Future projections for the Internet of things (IoT) are staggering: billions of devices around the world, with 500 residing in a typical home. That’s why the wireless designers I know are preparing their devices for the Interference of Things—and they’re doing it early in the development process. This is especially important for IoT widgets intended for mission-critical applications.
A recent customer visit drove this point home. They had released a new healthcare-related IoT device that uses Wi-Fi to send information to a centralized database. Even though testing in the lab went well, the device was consistently losing connections due to interference from myriad onsite devices—literally 913 devices on Wi-Fi alone in one hospital. When we met, our customer had an urgent need to resolve this problem and recover from the figurative black eye it had received from hospital administrators.
Troubleshooting with 20:20 hindsight
After the fact, avoidable problems in receivers, transmitters and the RF environment may suddenly seem obvious. In a receiver, blocking is related to its ability to tolerate strong or local signals on adjacent channels that use the same standard or protocol. When an adjacent signal is too strong, the receiver becomes so desensitized that it can’t recognize an on-channel signal.
An ill-behaved transmitter has a poor adjacent-channel power ratio (ACPR) when too much of its signal spills into neighboring channels. That’s one reason why we see ACPR in virtually every wireless standard. In a noisy wireless environment like a hospital, better ACPR helps improve overall system behavior.
In today’s airwaves, one issue keeps cropping up: the overabundance of standards- and non-standards-based devices clogging up the industrial, scientific and medical (ISM) band at 2.4 GHz.
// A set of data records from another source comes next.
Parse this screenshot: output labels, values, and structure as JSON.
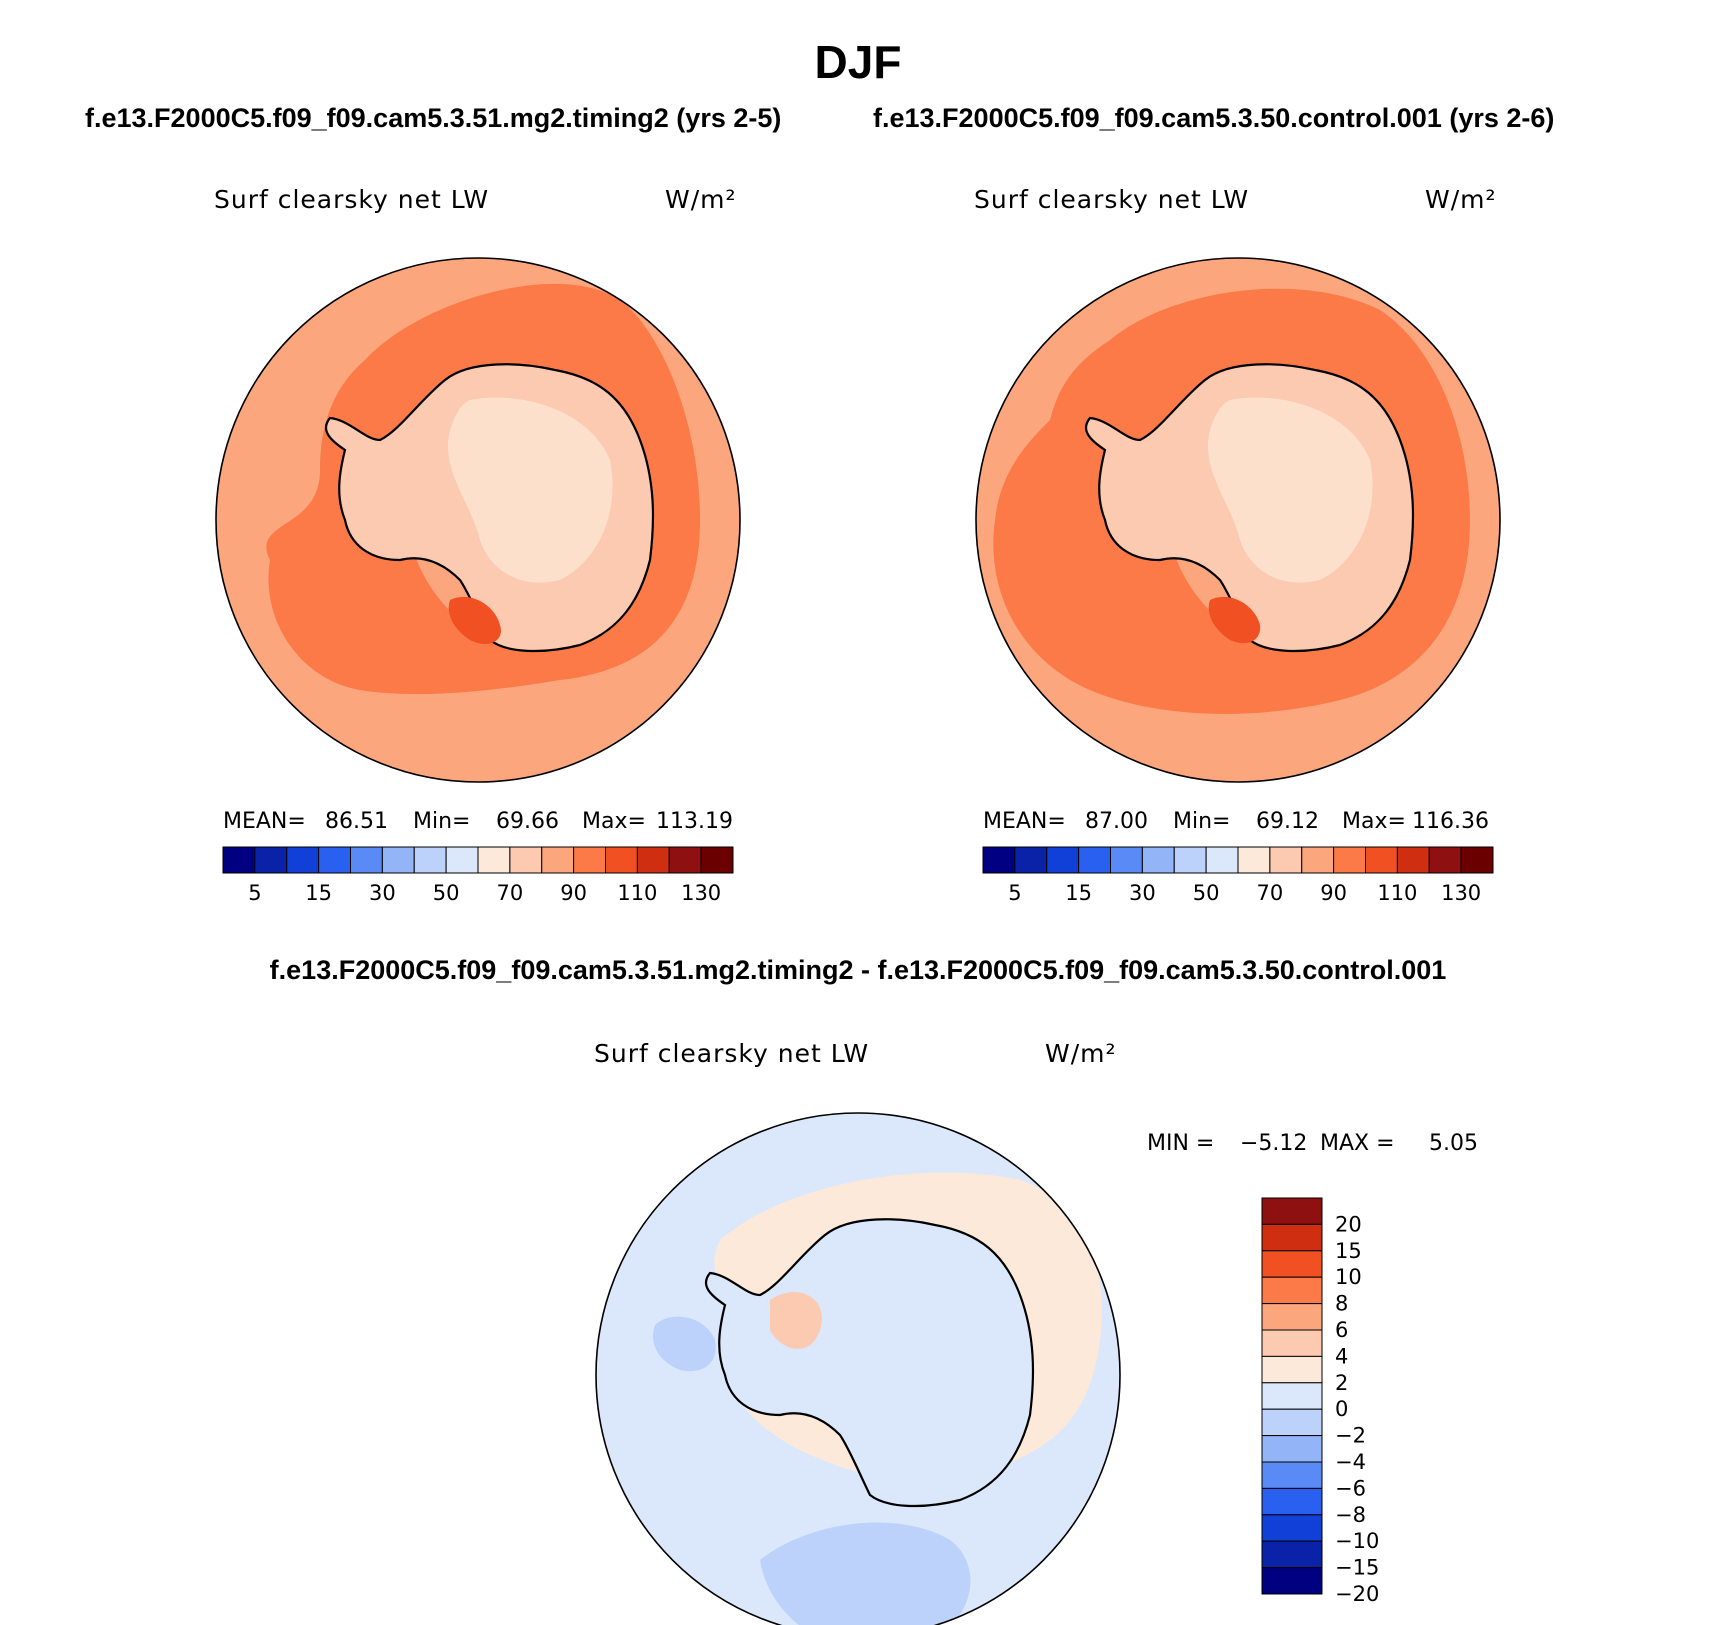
{
  "title": "DJF",
  "case_labels": {
    "left": "f.e13.F2000C5.f09_f09.cam5.3.51.mg2.timing2 (yrs 2-5)",
    "right": "f.e13.F2000C5.f09_f09.cam5.3.50.control.001 (yrs 2-6)",
    "diff": "f.e13.F2000C5.f09_f09.cam5.3.51.mg2.timing2 - f.e13.F2000C5.f09_f09.cam5.3.50.control.001"
  },
  "colors": {
    "abs_scale": [
      "#000080",
      "#0a22a8",
      "#1040d8",
      "#2a60f0",
      "#5a8af5",
      "#93b5f7",
      "#bcd2fa",
      "#dbe8fc",
      "#fde9d9",
      "#fccab0",
      "#fca67e",
      "#fc7a48",
      "#f05022",
      "#cf2e10",
      "#8e1010",
      "#6a0000"
    ],
    "diff_scale": [
      "#000080",
      "#0a22a8",
      "#1040d8",
      "#2a60f0",
      "#5a8af5",
      "#93b5f7",
      "#bcd2fa",
      "#dbe8fc",
      "#fde9d9",
      "#fccab0",
      "#fca67e",
      "#fc7a48",
      "#f05022",
      "#cf2e10",
      "#8e1010"
    ],
    "coast": "#000000"
  },
  "chart_data": [
    {
      "type": "heatmap",
      "projection": "south polar stereographic",
      "title": "Surf clearsky net LW",
      "units": "W/m²",
      "case": "f.e13.F2000C5.f09_f09.cam5.3.51.mg2.timing2 (yrs 2-5)",
      "stats": {
        "mean_label": "MEAN=",
        "mean": "86.51",
        "min_label": "Min=",
        "min": "69.66",
        "max_label": "Max=",
        "max": "113.19"
      },
      "colorbar_ticks": [
        "5",
        "15",
        "30",
        "50",
        "70",
        "90",
        "110",
        "130"
      ],
      "colorbar_levels": 16
    },
    {
      "type": "heatmap",
      "projection": "south polar stereographic",
      "title": "Surf clearsky net LW",
      "units": "W/m²",
      "case": "f.e13.F2000C5.f09_f09.cam5.3.50.control.001 (yrs 2-6)",
      "stats": {
        "mean_label": "MEAN=",
        "mean": "87.00",
        "min_label": "Min=",
        "min": "69.12",
        "max_label": "Max=",
        "max": "116.36"
      },
      "colorbar_ticks": [
        "5",
        "15",
        "30",
        "50",
        "70",
        "90",
        "110",
        "130"
      ],
      "colorbar_levels": 16
    },
    {
      "type": "heatmap",
      "projection": "south polar stereographic",
      "title": "Surf clearsky net LW",
      "units": "W/m²",
      "case": "f.e13.F2000C5.f09_f09.cam5.3.51.mg2.timing2 - f.e13.F2000C5.f09_f09.cam5.3.50.control.001",
      "stats": {
        "min_label": "MIN =",
        "min": "−5.12",
        "max_label": "MAX =",
        "max": "5.05"
      },
      "colorbar_ticks": [
        "20",
        "15",
        "10",
        "8",
        "6",
        "4",
        "2",
        "0",
        "−2",
        "−4",
        "−6",
        "−8",
        "−10",
        "−15",
        "−20"
      ],
      "colorbar_levels": 15
    }
  ]
}
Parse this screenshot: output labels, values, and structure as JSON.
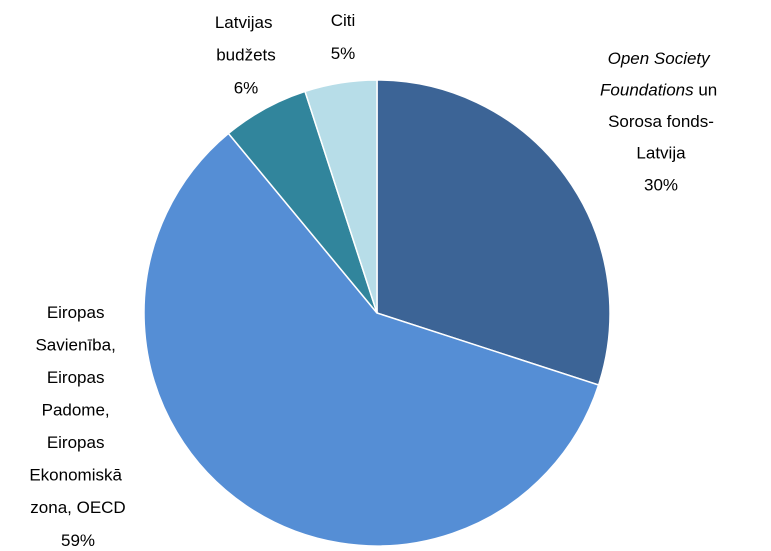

Devices that use different standards simply see each other as interference and thus don’t play well together.
Using foresight to design for interference
Long before a wireless device enters field trials, developers can explore potential issues using the latest design, simulation and test tools. These enable such extensive wringing-out—ranging from obvious to insidious—that a manufacturer can send its prototype into the field with much greater confidence that it will perform as intended.
Of course, there’s an important reality check: Where does your IoT device reside on the continuum between mission-critical and throwaway? The economics change significantly if your device trends towards either end of that spectrum.
The IoT device in my story would have fared much better in the Interference of Things if it had been debugged early on using a more thorough approach to design, simulation, emulation, test and analysis. An integrated IoT solution is a crucial step toward overcoming likely IoT challenges—and setting up your IoT end users for success.
What approaches have you used to set yourself up for success in IoT and other wireless products?